Every claim must be specific and testable. Do not use phrases like "prevents an
entire class of failures" without naming the failure class and the prevention
mechanism. If you cannot specify a concrete mechanism, omit the claim. Prefer
"raises ValidationError when confidence_score > 1.0" over "properly handles
invalid input." Invariants must be machine-verifiable, not aspirational.

Test criteria:

test_flags_entire_class_of — description containing "entire class of failures" -> warning
test_flags_best_practice — invariant containing "follows best practices" -> warning
test_clean_contract_no_warnings — specific, testable descriptions -> empty list
test_warning_includes_field_path — warning contains "functions[0].description" or similar

5.2 Side-Effect Declarations (`schemas.py`, `contract_author.py`)

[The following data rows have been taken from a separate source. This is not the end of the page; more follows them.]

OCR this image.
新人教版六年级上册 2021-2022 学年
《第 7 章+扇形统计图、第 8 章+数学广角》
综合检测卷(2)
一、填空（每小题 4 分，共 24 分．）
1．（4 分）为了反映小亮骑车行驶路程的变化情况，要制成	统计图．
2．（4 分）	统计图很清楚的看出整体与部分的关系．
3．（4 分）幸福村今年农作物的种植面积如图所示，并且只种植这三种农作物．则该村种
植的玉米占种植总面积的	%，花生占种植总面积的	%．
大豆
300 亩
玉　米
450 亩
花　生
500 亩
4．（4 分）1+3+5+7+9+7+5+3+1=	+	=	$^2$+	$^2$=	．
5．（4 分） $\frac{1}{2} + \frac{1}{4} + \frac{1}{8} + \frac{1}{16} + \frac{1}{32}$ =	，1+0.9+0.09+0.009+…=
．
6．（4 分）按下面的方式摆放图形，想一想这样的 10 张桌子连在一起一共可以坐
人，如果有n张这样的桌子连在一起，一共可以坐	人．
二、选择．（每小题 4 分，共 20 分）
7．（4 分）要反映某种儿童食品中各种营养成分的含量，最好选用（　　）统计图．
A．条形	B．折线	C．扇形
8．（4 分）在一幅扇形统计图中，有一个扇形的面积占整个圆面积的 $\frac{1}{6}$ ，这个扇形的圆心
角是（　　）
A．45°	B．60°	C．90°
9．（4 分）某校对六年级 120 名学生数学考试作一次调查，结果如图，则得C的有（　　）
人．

class SideEffectKind(StrEnum):
    NONE = "none"
    READS_FILE = "reads_file"
    WRITES_FILE = "writes_file"
    NETWORK_CALL = "network_call"
    MUTATES_STATE = "mutates_state"
    LOGGING = "logging"

class SideEffect(BaseModel):
    kind: SideEffectKind
    target: str = Field(description="What is read/written/called, e.g. 'state.json' or 'anthropic API'")
    description: str = Field(default="", description="Additional context")

Update ContractFunction.side_effects from list[str] to list[SideEffect].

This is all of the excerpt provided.